My idea is the following. Suppose that there exist a solution $x \neq 0$. This implies there exists a point $t_1$ such that $x(t_1) \neq 0$. Let's suppose $t_1 > 0$ and call $t_0 = \inf_{t_0 \in [0, t_0]} \{ x(\tau) \neq 0: \tau \in [t_0, t_1]\}$. It is easy to see that $x(t_0) = 0$. By continuity, we can also suppose there exists $t_2$ such that $|f(x)| \leq \frac{1}{2}$ in $(t_1, t_2]$
For $t \in (t_0, t_2]$ we can rearrange our original equation as $$ \frac{x'(t)}{x(t) \log(x(t))} = 1$$ since we have made sure that the denominator doesn't vanish.
Integrating at both sides: $$ \int \frac{x'(t)}{x(t) \log(x(t))} = \log |\log |x(t)|| = t + K$$ for some $K \in \mathbb{R}$.
Taking limits as $t \to t_0$: $$ \lim_{t \to t_0} \log |\log |x(t)|| = -\infty \neq \lim_{t \to t_0} t + K = t_0 + K$$ and we reach a contradiction. Repeating the argument for $t_1 < 0$ shows that we must have $x = 0$, ensuring uniqueness.

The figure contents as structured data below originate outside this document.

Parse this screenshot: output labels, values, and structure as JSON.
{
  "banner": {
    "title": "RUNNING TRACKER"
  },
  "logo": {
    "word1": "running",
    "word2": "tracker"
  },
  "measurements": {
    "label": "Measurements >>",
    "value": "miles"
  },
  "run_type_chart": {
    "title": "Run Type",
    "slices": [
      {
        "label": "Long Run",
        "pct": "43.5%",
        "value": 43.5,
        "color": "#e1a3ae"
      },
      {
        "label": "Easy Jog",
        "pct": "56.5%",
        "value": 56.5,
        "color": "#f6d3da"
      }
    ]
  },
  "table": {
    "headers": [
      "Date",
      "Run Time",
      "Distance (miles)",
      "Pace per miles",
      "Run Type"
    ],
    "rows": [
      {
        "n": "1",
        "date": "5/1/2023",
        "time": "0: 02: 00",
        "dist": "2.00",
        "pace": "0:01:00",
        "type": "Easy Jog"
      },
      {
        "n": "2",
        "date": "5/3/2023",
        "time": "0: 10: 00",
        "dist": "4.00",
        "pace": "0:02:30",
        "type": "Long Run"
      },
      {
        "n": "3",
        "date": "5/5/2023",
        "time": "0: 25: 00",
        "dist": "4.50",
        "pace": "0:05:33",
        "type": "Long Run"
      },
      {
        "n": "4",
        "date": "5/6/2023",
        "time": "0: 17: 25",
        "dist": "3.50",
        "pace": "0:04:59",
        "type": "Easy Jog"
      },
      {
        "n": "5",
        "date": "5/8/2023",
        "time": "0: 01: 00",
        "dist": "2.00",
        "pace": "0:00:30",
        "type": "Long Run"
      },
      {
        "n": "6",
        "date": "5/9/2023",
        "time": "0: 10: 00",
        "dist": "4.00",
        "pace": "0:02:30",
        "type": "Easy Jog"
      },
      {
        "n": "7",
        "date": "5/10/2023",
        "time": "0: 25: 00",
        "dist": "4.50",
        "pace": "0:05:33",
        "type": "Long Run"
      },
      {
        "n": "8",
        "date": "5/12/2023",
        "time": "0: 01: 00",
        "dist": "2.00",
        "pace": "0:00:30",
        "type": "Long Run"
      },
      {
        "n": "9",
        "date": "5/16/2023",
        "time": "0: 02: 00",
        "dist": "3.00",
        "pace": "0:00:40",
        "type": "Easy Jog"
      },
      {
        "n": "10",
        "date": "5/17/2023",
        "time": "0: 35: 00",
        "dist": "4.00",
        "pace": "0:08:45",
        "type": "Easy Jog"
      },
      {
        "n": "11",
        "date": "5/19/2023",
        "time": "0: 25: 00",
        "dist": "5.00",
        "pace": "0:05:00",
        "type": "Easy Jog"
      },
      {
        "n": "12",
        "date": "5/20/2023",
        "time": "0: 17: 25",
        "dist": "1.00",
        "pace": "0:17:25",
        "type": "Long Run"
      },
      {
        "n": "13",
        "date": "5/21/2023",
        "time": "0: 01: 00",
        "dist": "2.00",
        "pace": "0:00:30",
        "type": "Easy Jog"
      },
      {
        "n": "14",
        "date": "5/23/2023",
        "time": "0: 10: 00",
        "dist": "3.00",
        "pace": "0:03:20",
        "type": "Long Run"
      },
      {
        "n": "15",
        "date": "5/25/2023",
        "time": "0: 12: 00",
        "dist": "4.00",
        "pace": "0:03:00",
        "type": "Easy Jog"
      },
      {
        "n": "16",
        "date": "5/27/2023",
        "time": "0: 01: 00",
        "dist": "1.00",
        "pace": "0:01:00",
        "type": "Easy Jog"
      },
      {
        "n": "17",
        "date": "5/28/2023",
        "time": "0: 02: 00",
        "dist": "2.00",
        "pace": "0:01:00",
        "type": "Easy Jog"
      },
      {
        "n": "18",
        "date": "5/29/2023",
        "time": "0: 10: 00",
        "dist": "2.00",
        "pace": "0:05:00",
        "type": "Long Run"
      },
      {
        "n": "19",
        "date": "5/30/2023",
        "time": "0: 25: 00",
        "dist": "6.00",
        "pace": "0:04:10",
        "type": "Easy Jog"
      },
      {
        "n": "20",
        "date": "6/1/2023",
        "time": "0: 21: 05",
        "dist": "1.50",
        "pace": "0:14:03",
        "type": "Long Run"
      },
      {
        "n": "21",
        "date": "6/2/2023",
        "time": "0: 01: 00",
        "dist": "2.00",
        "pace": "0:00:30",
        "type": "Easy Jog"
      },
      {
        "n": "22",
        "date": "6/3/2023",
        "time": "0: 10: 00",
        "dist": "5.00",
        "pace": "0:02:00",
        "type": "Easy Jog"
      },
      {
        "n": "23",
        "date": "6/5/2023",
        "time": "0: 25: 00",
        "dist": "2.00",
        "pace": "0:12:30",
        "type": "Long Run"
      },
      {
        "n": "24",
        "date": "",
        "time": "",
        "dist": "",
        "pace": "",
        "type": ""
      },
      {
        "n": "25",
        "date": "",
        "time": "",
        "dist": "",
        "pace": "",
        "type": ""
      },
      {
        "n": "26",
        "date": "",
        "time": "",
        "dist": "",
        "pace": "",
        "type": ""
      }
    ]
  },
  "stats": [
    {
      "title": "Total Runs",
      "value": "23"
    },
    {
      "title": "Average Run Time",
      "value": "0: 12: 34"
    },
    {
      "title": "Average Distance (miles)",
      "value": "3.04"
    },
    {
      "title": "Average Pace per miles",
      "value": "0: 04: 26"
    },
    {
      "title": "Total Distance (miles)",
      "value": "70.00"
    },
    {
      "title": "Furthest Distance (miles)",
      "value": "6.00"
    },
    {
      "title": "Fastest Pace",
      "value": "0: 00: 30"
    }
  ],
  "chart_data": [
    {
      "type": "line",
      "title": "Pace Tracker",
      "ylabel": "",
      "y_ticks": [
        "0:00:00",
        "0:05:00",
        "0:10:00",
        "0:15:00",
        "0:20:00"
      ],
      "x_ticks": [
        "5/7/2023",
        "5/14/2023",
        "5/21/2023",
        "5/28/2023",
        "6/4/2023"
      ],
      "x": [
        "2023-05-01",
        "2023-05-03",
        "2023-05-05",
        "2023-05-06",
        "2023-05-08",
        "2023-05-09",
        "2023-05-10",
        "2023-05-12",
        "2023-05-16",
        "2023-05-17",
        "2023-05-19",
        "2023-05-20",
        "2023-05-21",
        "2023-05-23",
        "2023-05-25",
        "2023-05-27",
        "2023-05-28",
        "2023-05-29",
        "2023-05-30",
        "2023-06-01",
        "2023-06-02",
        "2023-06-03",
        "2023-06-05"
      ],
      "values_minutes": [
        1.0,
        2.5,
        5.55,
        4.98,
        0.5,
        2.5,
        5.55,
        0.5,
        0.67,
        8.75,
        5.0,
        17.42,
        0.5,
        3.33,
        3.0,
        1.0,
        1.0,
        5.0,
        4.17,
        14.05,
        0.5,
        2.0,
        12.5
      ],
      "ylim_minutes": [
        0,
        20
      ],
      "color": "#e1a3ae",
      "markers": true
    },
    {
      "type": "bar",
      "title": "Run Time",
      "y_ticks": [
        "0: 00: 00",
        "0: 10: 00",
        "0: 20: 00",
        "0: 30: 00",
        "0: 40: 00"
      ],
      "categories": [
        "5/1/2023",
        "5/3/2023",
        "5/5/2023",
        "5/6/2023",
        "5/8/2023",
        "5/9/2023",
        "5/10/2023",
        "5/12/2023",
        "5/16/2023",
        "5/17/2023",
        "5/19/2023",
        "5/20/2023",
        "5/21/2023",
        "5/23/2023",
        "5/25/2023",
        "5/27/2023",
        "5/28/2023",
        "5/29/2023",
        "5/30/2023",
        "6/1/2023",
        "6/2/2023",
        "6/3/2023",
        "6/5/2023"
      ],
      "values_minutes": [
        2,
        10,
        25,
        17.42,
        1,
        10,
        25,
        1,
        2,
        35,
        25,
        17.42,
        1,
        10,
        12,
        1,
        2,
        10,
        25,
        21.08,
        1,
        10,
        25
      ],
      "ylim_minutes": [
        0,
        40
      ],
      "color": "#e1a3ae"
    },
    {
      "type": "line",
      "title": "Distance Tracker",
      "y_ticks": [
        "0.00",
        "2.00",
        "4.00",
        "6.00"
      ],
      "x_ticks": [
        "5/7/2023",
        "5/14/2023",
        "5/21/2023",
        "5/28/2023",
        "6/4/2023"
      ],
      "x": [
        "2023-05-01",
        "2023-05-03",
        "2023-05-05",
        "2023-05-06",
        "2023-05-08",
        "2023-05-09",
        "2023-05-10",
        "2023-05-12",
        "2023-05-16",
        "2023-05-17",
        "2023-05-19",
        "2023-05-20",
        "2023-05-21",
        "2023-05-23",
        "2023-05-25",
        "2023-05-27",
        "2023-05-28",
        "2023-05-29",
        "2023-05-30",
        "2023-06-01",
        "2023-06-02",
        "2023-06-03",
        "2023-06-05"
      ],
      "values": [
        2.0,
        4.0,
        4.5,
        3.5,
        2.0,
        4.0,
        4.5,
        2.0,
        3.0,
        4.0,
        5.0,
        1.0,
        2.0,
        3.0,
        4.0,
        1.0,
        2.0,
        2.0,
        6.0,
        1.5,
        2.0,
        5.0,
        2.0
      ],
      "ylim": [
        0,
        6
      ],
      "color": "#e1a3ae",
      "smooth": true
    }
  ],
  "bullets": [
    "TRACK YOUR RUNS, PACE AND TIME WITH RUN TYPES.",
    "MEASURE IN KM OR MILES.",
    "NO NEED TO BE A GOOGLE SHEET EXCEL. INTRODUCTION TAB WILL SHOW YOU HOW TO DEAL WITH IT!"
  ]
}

Is this proof right or I am missing something? I am especially dubious about the rearrangement of the equation. For example, $0$ satisfies the original equation, but not the rearranged one. This is logical since we can't divide by $0$, but I'm not entirely sure I have not removed other posible solutions.
Thanks in advance!
Let $f(x)=x\log(|x|)$ ($f(0)=0$). Then $f$ is strictly decreasing on $I:=[-1/e,1/e]$. If $x$ is a solution of the IVP then, as long as it does not leave $I$ $$ x'(t)x(t)=f(x(t))x(t) \le 0, $$ thus $x(t)^2 \le 0$, thus $x(t)=0$. I particular, it can't leave I, hence $x(t)=0$ for all $t$.